Late-recorded records

  • Births were not always recorded when they occurred, especially in the latter part of the 19th century. These are called “delayed registrations.”
    • Thus, the fact that a birth was recorded in a particular year does not necessarily mean that the child was born in that year.
  • Sometimes, couples simultaneously recorded the births of multiple children at a single time.  Those records will appear in the indices with consecutive akt numbers.
    • Unless the records have been fully extracted, it will be necessary to get and review the records to confirm whether the children share the same parents, and to determine when the children were born.

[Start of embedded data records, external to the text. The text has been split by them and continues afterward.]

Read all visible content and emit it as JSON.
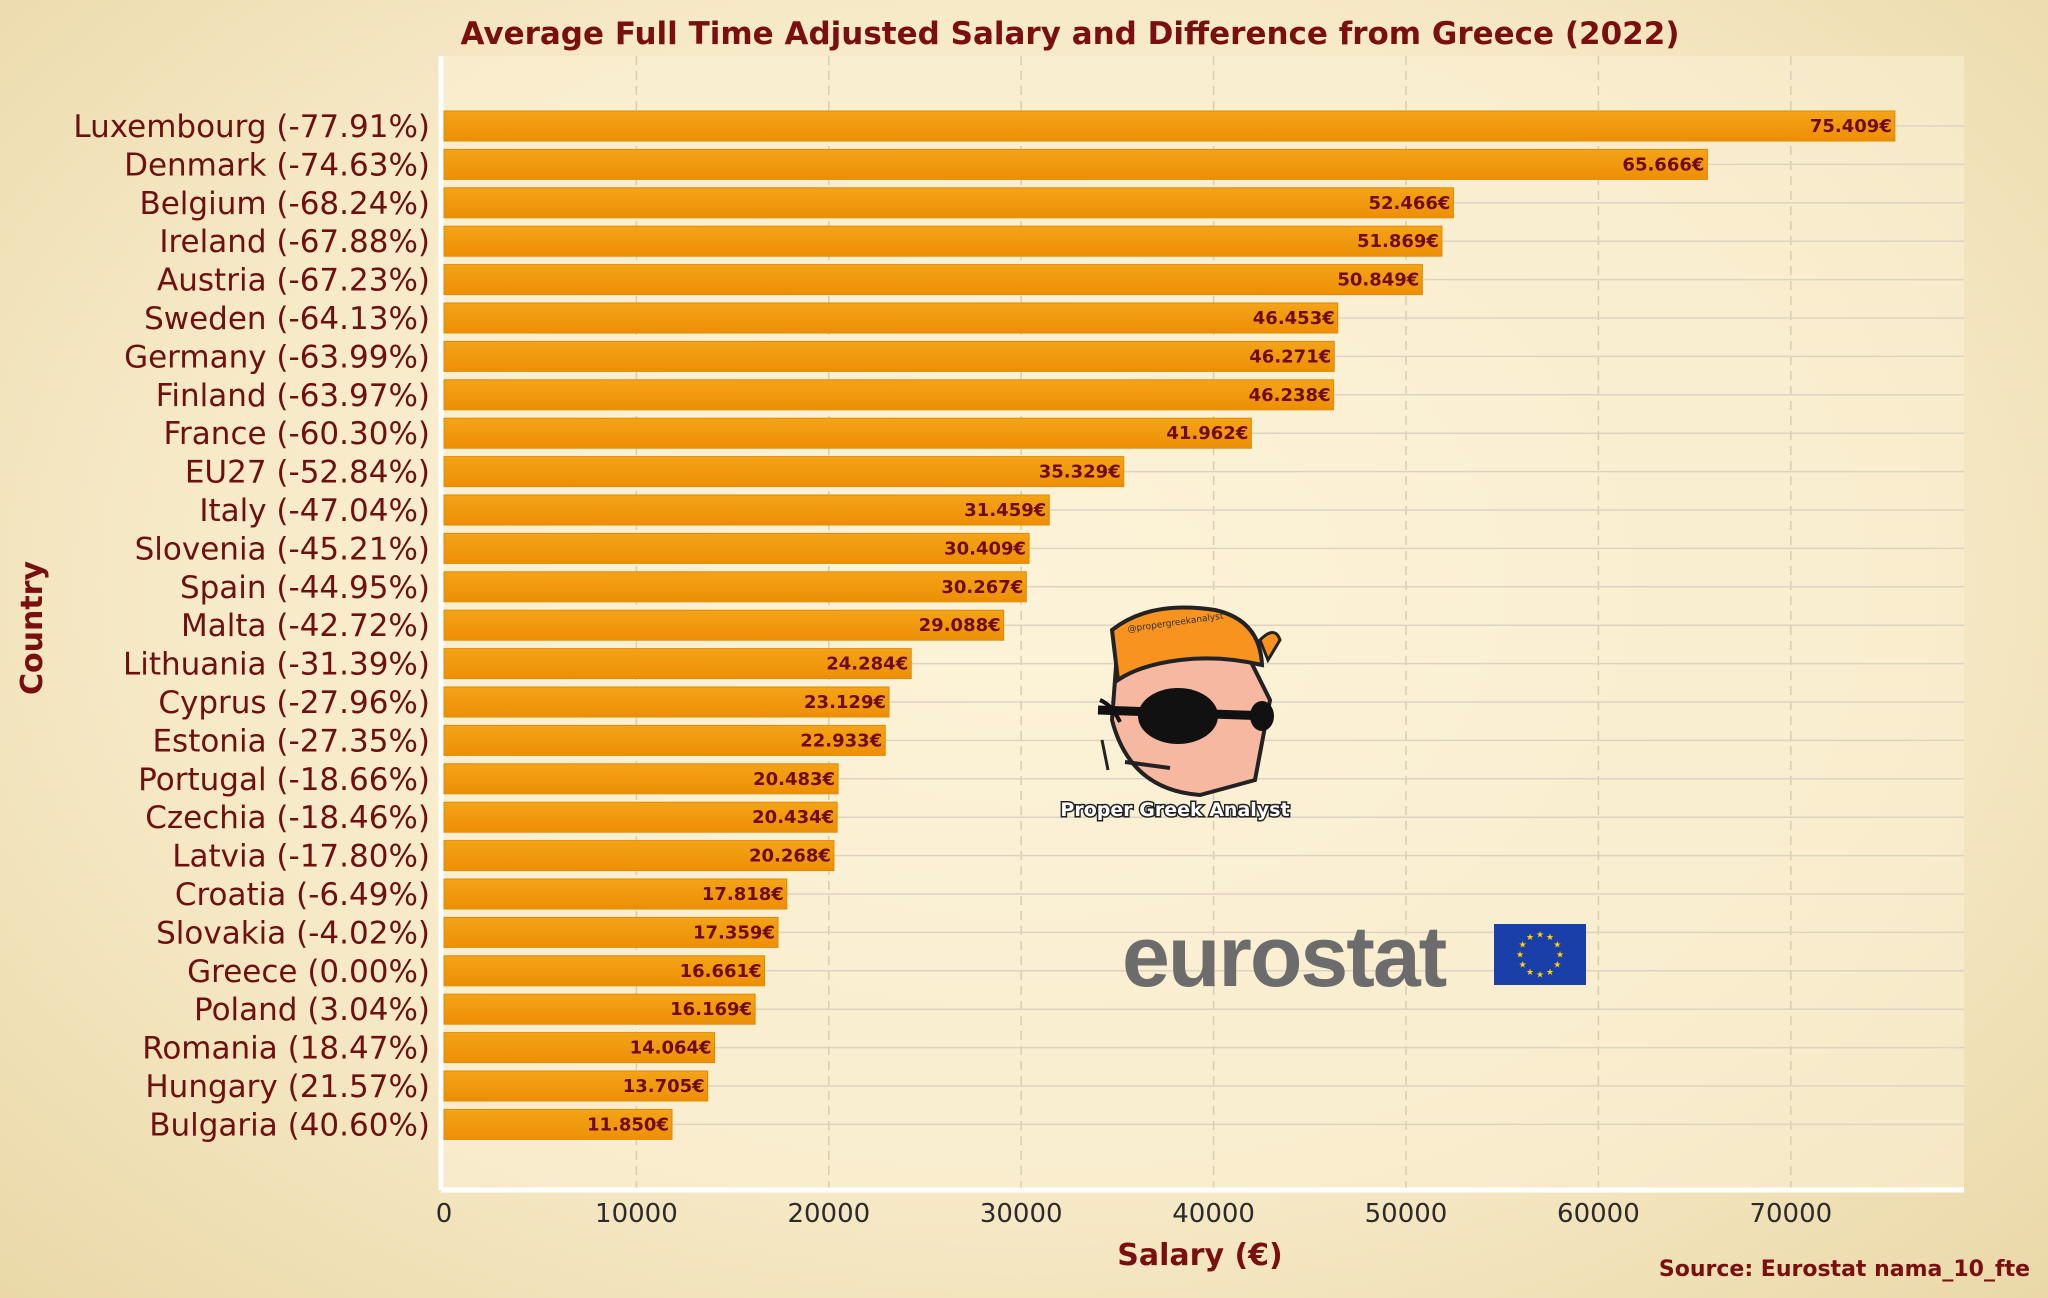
{
  "chart_data": {
    "type": "bar",
    "orientation": "horizontal",
    "title": "Average Full Time Adjusted Salary and Difference from Greece (2022)",
    "xlabel": "Salary (€)",
    "ylabel": "Country",
    "xlim": [
      0,
      79000
    ],
    "xticks": [
      0,
      10000,
      20000,
      30000,
      40000,
      50000,
      60000,
      70000
    ],
    "xtick_labels": [
      "0",
      "10000",
      "20000",
      "30000",
      "40000",
      "50000",
      "60000",
      "70000"
    ],
    "grid": "vertical dashed, horizontal solid",
    "bar_color": "#f29a0a",
    "categories": [
      "Luxembourg (-77.91%)",
      "Denmark (-74.63%)",
      "Belgium (-68.24%)",
      "Ireland (-67.88%)",
      "Austria (-67.23%)",
      "Sweden (-64.13%)",
      "Germany (-63.99%)",
      "Finland (-63.97%)",
      "France (-60.30%)",
      "EU27 (-52.84%)",
      "Italy (-47.04%)",
      "Slovenia (-45.21%)",
      "Spain (-44.95%)",
      "Malta (-42.72%)",
      "Lithuania (-31.39%)",
      "Cyprus (-27.96%)",
      "Estonia (-27.35%)",
      "Portugal (-18.66%)",
      "Czechia (-18.46%)",
      "Latvia (-17.80%)",
      "Croatia (-6.49%)",
      "Slovakia (-4.02%)",
      "Greece (0.00%)",
      "Poland (3.04%)",
      "Romania (18.47%)",
      "Hungary (21.57%)",
      "Bulgaria (40.60%)"
    ],
    "values": [
      75409,
      65666,
      52466,
      51869,
      50849,
      46453,
      46271,
      46238,
      41962,
      35329,
      31459,
      30409,
      30267,
      29088,
      24284,
      23129,
      22933,
      20483,
      20434,
      20268,
      17818,
      17359,
      16661,
      16169,
      14064,
      13705,
      11850
    ],
    "value_labels": [
      "75.409€",
      "65.666€",
      "52.466€",
      "51.869€",
      "50.849€",
      "46.453€",
      "46.271€",
      "46.238€",
      "41.962€",
      "35.329€",
      "31.459€",
      "30.409€",
      "30.267€",
      "29.088€",
      "24.284€",
      "23.129€",
      "22.933€",
      "20.483€",
      "20.434€",
      "20.268€",
      "17.818€",
      "17.359€",
      "16.661€",
      "16.169€",
      "14.064€",
      "13.705€",
      "11.850€"
    ]
  },
  "source": "Source: Eurostat nama_10_fte",
  "watermark": {
    "caption": "Proper Greek Analyst",
    "handle": "@propergreekanalyst"
  },
  "eurostat_logo": {
    "text": "eurostat",
    "text_color": "#6c6c6c",
    "flag_color": "#1a3fa8",
    "star_color": "#ffd400"
  },
  "colors": {
    "title": "#7a0f0f",
    "label": "#6e1010",
    "bar": "#f29a0a"
  }
}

Unidexed and unavailable records

  • Research is especially difficult when one is unable to find birth, marriage, or death records, either because the relevant records no longer exist, or have not yet been indexed, or because such events were not civilly recorded.  Sometimes, births, marriages, or deaths can be confirmed through alternative sources.
    • For example, Books of Residents and the Łódź registration cards from 1916-21 may identify entire families, providing information concerning parents and children, birth dates, and birth towns and/or hometowns.
    • Birth records identify fathers and mothers, and state whether or not they were married (which they almost always were, in 19th century Congress Poland).
    • Information concerning deaths can be determined through sources that index tombstones.
    • Current Polish government privacy laws prohibit the release of: (1) marriage and death records that are less than 80 years old or (2) birth records that are less than 100 years old.
      • JRI-Poland typically does not have access to records until they are transferred to the Polish State Archives from each town’s Civil Records Office, which may not happen for years after the records are eligible for transfer under the privacy laws.
      • It takes a significant amount of time to index and/or extract the records after transfer.

Julian calendar vs. Gregorian calendar

While some countries (including Prussia and the Austro-Hungarian Empire, which ruled Galicia) adopted the Gregorian calendar before the start of the 19th century, regions ruled by Russia – including Congress Poland, and the Pale of Settlement gubernias within the regions indexed by JRI-Poland – continued to use the Julian calendar through 1918.

  • During the 19th century, the Julian calendar was 12 days behind the Gregorian calendar, i.e., January 1, 1900 on the Julian calendar was January 13, 1900 on the Gregorian calendar.
  • As of 1901, the Julian calendar was 13 days behind the Gregorian calendar, i.e., January 1, 1901 on the Julian calendar was January 14, 1901 on the Gregorian calendar.
  • Beginning by the late 19th century, records from the Russian Empire often included both Julian and Gregorian dates (with the Julian date listed first).
  • As a matter of genealogical convention, the Gregorian date is used on trees when available.
  • The discrepancy between the Julian and Gregorian calendars will sometimes explain discrepancies between the date shown on pre-World War I records from Poland and the date shown on records from countries using the Gregorian calendar.